范旭阳(), 陈延信(), 赵博, 张蕾蕾   

  1. 西安建筑科技大学材料科学与工程学院,陕西 西安 710055
  • 收稿日期:2022-11-18 修回日期:2023-05-22 出版日期:2023-10-15 发布日期:2023-11-11
  • 通讯作者: 陈延信
  • 作者简介:范旭阳(1997—),男,硕士研究生,研究方向为固废资源化及多相流数值仿真。E-mail:fxy_mail@126.com
  • 基金资助:
    国家重点研发计划(2016YFB0303400);陕西省自然科学基础研究计划(2019JLZ-05);陕西省科技创新团队(2021TD-53)
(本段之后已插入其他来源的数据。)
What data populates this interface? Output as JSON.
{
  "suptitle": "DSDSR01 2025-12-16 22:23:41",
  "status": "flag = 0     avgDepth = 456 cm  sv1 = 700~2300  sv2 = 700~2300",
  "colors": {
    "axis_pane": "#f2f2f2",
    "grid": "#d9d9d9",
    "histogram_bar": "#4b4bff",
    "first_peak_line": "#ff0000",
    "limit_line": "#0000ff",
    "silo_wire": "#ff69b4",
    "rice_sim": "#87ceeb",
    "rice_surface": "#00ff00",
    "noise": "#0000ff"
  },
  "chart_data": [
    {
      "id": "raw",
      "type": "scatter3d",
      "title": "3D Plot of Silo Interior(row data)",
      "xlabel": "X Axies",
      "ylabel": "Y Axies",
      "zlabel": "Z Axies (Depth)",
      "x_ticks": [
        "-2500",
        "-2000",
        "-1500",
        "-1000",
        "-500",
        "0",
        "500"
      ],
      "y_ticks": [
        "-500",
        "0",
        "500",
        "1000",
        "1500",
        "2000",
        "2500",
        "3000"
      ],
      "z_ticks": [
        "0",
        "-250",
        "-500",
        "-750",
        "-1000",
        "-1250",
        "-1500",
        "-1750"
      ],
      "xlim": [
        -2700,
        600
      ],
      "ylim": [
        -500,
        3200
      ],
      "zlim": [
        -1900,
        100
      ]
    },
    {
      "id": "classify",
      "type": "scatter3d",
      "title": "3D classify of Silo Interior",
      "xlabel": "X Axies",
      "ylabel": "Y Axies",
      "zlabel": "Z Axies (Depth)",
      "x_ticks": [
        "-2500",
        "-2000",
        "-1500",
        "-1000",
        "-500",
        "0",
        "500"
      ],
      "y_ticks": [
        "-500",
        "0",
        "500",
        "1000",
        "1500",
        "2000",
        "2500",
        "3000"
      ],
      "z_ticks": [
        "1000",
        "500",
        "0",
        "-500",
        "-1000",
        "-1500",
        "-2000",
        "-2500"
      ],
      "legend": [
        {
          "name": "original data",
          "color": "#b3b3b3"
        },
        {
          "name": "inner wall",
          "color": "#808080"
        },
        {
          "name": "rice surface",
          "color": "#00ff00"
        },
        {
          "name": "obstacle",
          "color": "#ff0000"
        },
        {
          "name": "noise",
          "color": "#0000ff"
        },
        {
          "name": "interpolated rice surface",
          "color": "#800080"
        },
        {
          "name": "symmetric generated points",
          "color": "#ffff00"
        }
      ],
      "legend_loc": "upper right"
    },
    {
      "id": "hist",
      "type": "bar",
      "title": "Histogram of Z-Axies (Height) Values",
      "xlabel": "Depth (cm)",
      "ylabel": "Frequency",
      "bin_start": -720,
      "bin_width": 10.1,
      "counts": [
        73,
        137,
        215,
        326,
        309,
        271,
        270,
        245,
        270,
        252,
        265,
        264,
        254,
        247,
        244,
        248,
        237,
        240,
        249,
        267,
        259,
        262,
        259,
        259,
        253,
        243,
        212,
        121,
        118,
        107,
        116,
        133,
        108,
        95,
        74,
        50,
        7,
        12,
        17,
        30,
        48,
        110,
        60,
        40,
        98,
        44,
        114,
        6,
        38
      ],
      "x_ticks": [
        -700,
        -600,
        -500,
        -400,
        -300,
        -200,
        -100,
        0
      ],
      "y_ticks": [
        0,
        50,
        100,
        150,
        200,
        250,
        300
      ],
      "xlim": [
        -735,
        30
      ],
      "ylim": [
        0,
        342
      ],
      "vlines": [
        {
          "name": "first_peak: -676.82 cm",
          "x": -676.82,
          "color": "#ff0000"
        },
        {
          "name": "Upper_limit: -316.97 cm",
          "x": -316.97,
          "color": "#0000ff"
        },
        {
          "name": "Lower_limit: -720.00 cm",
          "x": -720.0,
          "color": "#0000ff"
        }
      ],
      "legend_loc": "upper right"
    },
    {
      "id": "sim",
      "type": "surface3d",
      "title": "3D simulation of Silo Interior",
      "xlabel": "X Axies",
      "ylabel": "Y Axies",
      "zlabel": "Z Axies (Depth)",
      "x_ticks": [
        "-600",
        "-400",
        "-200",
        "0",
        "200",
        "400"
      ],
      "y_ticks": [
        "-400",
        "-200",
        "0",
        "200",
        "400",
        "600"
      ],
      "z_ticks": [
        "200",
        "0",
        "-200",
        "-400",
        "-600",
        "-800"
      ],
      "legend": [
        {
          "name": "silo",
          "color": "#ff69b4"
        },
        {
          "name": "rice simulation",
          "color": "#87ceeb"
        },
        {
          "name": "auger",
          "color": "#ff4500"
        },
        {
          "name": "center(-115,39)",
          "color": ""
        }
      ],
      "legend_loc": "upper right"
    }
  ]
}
Numerical simulation of pre-reduction for a new process of acid production from phosphogypsum by gas sulfur reduction

FAN Xuyang(), CHEN Yanxin(), ZHAO Bo, ZHANG Leilei   

  1. College of Materials Science and Engineering, Xi’an University of Architecture and Technology, Xi’an 710055, Shaanxi, China
  • Received:2022-11-18 Revised:2023-05-22 Online:2023-10-15 Published:2023-11-11
  • Contact: CHEN Yanxin

摘要:

气体硫黄还原磷石膏制酸联产硫铝酸盐水泥熟料是处理工业固废磷石膏的新工艺技术,通过计算流体力学(CFD)与实验验证相结合的方法对该系统的还原炉进行研究分析,利用基于欧拉-拉格朗日的组分运输模型实现还原炉内气体硫黄和磷石膏生料颗粒的多相流化学反应过程的数值仿真计算,通过对数值仿真结果与中试试验数据的分析对比,得到了还原炉内温度、速度、组分、浓度场等关键工艺参数,且还原炉内气固相运动轨迹以及温度场分布均稳定。在入炉气体硫黄温度1023K、CaSO4与气体硫黄的摩尔比为3.14∶1的条件下,CaSO4预还原率达到26.84%,满足深度还原的要求。数值模拟关键显性工艺参数与中试系统运行数据吻合度高,误差仅为3.82%~4.84%,为气体硫黄还原磷石膏工艺技术的优化开发提供了数据支撑。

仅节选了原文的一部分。